Plastic pants (also known as waterproof pants, plastic panties, diaper covers, nappy covers, dry joggers, nappy wraps, wraps, or pilchers) are garments worn over a diaper to prevent liquid or solid waste from leaking through the fabric. They are waterproof with a plastic texture, rather than a soft napkin texture. Plastic pants are usually made out of polyvinyl chloride (PVC) or polyurethane (PU).

Since the 1950s, it can be used by those with continence problems. Some plastic pants have elasticated legs and waists, while others have poppers or snaps on the side.

==History==
Originally, diaper covers were crafted from oiled wool. During the early 20th century, oiled silk was utilized as a waterproofing agent in adult clothing. The popularity of wearing protective garments increased with the widespread availability of latex rubber in the 1920s. For managing heavy menstruation cycles, the panties were equipped with a waterproof latex crotch insert or a waterproof panel at the back of an underskirt.

In the 1950s, plastics, particularly PVC, replaced latex due to their lower cost, maintenance, and noise during handling. Though modern terminology, like "rubber pants" and "rubbers", is commonly used to refer to various types of waterproof pants.

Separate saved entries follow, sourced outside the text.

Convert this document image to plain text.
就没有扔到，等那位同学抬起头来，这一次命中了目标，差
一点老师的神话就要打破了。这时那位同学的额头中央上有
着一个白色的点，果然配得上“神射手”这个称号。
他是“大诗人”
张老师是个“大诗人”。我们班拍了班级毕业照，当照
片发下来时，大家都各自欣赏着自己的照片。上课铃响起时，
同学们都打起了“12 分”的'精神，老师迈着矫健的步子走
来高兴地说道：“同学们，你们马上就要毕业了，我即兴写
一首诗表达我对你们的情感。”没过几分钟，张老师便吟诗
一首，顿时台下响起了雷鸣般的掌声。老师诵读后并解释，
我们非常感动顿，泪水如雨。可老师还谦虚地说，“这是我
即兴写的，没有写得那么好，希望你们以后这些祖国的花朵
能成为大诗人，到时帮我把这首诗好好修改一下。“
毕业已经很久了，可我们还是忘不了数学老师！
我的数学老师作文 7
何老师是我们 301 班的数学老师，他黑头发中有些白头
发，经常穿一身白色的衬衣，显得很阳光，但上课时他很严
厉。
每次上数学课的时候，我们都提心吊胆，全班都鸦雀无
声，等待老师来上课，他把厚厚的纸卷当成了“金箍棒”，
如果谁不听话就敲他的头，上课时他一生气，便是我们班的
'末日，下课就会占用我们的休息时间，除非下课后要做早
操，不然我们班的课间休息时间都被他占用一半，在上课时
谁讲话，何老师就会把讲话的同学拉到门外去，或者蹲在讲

The introduction of lighter, less bulky, and often incorporated integral waterproof plastic backing superabsorbent polymers, along with blood-gelling polymers for sanitary pads, significantly displaced traditional pads.

== Effectiveness ==
Until the late 1950s, infants of both sexes usually wore short dresses until they were ready for toilet training, thus avoiding the risks to clothing and hygiene of having top clothes in prolonged close contact with the diaper.